Talking about the Mumbai terror attacks two years down the line (and while not making this article perfunctorily and callously coincide with the anniversary) is a good idea. Serious issues need to be debated when passions don’t run high.

No, the idea is not to dwell on why Kasab has not been executed till now. The point is also not to thrash out the issue of terrorism. We need to go beyond the headlines.

If you can recollect the outburst of people, especially in the social media networks like Facebook and Twitter, even as the terrorists were being tackled in Mumbai, you can’t fail to remember the anger that was so palpable. There was also a perceptible desire for “change” in all these outbursts. A zillion groups sprang up on Facebook, for instance, calling for change and pledging to do the same practically overnight. The desire was there, and it was genuine too.

It was probably the last day of the siege of Mumbai when someone caught up with me on Facebook chat. “Something’s gonna happen, no? Everyone’s angry, everyone’s fed up with the way things are being run in the country, everyone wants a change,” he said. I only hmmm-ed.

Two winters later my apathetic “hmmm” sounds quite profound to me. India hasn’t changed. Nothing has. And if the daily news headlines mean anything, they bear testimony to the fact that things are worse than what they were. Between the time I finish this piece and you happen to read it, a number of new scams would have emerged. The same government which the people had seen as grossly inept in November 2008 was returned to power in 2009. It is the same government which is neck-deep in scams and scandals of all size and shape. It’s anarchy all around and the Centre, by any measure, cannot hold much.

So what went wrong? Why were the people’s innate desire for a change, for a better world, belied? And how, the way Theoden laments in The Lord of the Rings, did it come to this?

The explanation ought not to be that difficult to gauge and understand. First, this demand for change was sporadic. Second, there was no credible entity to tap into this anger and make a constructive yield of it all. The political alternatives available to the electorate in the summer of 2009 was not seemed to be any better than what the people already had at hand.

Marxists talk of something called a “revolutionary situation.” The premise is that every revolution needs a revolutionary situation, but every revolutionary situation does not necessarily result in a revolution.

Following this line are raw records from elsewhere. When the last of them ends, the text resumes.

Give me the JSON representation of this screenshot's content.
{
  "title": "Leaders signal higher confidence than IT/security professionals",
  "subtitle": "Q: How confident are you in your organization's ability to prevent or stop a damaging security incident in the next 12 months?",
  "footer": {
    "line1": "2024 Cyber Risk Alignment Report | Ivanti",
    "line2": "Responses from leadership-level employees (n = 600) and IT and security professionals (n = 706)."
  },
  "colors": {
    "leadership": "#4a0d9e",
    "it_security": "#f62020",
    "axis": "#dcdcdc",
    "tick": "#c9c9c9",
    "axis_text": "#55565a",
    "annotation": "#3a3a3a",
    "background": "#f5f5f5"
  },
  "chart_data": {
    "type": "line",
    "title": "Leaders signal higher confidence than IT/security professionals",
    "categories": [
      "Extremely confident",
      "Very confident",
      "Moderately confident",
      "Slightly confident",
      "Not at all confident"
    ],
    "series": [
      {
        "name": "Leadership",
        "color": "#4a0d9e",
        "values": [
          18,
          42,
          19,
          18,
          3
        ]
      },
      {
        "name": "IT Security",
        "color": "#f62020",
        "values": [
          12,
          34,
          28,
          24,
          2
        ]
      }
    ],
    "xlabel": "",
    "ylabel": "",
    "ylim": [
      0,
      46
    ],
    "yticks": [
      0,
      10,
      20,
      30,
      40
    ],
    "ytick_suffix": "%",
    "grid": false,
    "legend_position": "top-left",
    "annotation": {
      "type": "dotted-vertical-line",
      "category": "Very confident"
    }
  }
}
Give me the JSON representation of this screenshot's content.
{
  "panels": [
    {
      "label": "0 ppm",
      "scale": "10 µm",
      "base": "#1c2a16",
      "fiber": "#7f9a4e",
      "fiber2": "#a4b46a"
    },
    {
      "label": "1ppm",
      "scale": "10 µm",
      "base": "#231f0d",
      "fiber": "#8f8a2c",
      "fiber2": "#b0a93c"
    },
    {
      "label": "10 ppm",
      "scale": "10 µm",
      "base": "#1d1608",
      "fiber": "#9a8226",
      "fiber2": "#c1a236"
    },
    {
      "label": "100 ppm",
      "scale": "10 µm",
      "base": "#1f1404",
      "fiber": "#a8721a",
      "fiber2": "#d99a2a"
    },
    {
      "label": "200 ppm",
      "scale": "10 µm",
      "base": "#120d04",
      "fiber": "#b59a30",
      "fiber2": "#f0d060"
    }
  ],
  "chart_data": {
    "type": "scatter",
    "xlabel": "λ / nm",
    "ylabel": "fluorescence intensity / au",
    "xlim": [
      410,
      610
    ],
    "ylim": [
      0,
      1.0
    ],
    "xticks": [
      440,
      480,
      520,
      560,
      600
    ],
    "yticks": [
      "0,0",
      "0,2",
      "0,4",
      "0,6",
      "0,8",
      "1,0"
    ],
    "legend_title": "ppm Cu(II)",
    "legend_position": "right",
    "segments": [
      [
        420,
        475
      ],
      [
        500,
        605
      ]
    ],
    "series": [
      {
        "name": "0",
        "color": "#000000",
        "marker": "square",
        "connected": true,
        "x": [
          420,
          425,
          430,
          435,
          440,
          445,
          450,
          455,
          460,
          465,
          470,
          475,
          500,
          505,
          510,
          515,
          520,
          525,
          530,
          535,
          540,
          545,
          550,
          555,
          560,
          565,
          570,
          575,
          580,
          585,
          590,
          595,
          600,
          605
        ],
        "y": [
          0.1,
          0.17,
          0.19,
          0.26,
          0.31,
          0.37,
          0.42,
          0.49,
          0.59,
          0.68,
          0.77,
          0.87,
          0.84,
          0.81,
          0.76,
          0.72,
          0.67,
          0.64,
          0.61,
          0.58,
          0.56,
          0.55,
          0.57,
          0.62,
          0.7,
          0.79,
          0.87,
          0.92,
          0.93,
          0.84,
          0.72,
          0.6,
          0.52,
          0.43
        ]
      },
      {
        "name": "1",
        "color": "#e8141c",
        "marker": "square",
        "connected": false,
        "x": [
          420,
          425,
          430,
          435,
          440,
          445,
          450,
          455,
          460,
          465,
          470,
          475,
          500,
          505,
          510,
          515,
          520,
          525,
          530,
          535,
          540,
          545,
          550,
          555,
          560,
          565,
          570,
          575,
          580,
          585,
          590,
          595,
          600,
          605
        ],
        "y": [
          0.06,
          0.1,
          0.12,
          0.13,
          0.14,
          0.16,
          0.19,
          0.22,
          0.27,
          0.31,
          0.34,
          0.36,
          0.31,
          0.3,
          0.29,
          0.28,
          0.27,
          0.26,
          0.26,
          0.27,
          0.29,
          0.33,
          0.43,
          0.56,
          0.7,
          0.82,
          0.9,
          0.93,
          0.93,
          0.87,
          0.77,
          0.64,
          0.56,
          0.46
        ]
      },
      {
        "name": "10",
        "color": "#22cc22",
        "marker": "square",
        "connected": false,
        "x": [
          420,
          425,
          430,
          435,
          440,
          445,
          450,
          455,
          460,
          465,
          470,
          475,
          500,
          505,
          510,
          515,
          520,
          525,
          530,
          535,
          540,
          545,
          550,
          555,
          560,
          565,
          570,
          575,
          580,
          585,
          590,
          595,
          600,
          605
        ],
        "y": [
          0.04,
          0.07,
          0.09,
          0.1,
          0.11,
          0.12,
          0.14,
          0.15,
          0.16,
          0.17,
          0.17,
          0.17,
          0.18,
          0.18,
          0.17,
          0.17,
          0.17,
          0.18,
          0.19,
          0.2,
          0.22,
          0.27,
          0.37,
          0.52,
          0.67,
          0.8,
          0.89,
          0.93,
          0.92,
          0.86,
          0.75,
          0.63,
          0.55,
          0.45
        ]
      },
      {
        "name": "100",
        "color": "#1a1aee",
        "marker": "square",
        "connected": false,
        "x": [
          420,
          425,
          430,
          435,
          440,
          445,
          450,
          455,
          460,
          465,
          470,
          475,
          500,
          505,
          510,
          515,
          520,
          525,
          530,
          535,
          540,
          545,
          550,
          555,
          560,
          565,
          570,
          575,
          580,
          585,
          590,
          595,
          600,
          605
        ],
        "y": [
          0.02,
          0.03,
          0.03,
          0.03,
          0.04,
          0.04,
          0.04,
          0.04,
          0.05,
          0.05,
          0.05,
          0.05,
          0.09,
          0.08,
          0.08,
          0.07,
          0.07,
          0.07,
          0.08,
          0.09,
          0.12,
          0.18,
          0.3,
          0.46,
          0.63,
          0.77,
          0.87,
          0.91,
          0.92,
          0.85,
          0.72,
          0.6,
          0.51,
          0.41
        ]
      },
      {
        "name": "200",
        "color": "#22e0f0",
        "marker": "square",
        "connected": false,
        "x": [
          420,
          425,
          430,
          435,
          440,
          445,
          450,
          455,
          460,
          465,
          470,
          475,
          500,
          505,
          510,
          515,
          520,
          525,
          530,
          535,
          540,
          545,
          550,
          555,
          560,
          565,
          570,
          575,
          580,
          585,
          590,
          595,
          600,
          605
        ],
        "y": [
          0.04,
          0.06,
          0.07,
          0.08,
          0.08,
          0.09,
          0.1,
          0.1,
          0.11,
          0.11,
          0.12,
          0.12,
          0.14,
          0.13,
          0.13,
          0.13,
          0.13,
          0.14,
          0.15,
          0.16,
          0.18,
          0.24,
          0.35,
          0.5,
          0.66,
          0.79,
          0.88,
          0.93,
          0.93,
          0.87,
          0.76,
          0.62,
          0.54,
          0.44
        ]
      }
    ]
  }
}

What we saw in the Mumbai aftermath was an example of the latter. Prima facie, we did have such a revolutionary situation, but nothing came out of it.

On the contrary look at what happened in Tunisia. The street protests there were not orchestrated by anyone. The anger was there and the protests were spontaneous. Yes, Tunisia is certainly much smaller in size than India, but that can be a matter of academic debate. But the protests were that of the people. Look even at the student protests in the United Kingdom. Those were student protests, and not stagemanaged by any political entity.

We don’t see such protests in our country. Things do happen here, but far too intermittently and sporadically to usher in any change. Unless the small crowds of twenties, or occasionally that of a few hundreds, cannot do anything unless they swell into crowds of lakhs.

All revolutions happen in the streets. History is witness to that. If you want change the affairs of the State and the state of affairs, be prepared to fight for it in the streets. You can tweet about the revolution, but tweeting in itself changes nothing.

[This was written in January and carried in the February issue.]